The distraction is unfortunate in a school system that has struggled for decades to improve its dismal academic standing despite repeated infusions of taxpayer support. But it becomes even more regrettable given the learning loss that many students experienced during the pandemic.

Las Vegas isn’t alone in this regard, of course. A recent Wall Street Journal report outlined how employers are finding that many recent high school graduates are wholly unprepared for the workforce.

“It’s one reason professional service jobs are going unfilled and goods aren’t making it to market,” the paper wrote. “It also helps explain why national productivity has fallen for the past five quarters, the highest contraction since at least 1948.”

One professor told the Journal that “reading, writing and critical-thinking skills are not the same as they were in the past.” Test scores on exams for future engineers and nurses have fallen sharply, exacerbating shortages in those professions. “These are areas that are very much involved in public safety,” one observer noted.

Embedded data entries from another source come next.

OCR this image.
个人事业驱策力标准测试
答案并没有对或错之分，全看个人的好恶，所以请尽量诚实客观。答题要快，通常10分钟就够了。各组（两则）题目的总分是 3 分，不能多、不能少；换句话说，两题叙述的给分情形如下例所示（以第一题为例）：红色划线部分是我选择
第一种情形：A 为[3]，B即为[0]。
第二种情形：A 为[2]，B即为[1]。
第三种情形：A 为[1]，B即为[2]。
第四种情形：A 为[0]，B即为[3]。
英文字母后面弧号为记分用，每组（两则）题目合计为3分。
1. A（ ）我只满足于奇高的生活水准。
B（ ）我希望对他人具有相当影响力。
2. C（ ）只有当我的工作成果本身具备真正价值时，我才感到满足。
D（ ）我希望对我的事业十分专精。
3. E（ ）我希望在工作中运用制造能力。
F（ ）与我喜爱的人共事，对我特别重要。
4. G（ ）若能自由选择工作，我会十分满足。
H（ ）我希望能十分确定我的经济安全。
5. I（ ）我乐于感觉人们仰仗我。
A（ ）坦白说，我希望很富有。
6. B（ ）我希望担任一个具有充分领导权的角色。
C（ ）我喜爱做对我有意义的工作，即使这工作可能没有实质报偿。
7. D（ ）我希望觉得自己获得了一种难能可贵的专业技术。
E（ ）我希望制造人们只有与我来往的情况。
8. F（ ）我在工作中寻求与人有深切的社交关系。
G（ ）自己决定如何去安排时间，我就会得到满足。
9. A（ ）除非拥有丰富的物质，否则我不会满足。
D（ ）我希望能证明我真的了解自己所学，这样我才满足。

Some critics point the finger at a public school system that seems more interested in passing students on than ensuring they have demonstrated mastery of basic skills.

The owner of an employment agency in Illinois told the Journal that “she has seen sharp declines in the behavior of job applicants as well as their performance on employment exams.” She said math and spelling skills are as bad as she has seen. “I’m really concerned by the product that’s coming out of the school system currently,” she said.

The owner of a Michigan business said she has noticed a decline in motivation among new hires. She attributes this to the fact that “her young employees haven’t been held accountable for things like finishing homework assignments.”

That will sound familiar to those who follow the Clark County School District, given that Superintendent Jesus Jara implemented a new grading policy two years ago that minimized penalties for students who ignored their homework.

The Journal report should be a wake-up call for taxpayers across the country, but especially for foundering systems like the one in Clark County.

While the administration and the union bicker over how to split the largest ”investment” ever made in the state’s public schools, there seems to be precious little concern about the academic standing of the district’s 295,000 students.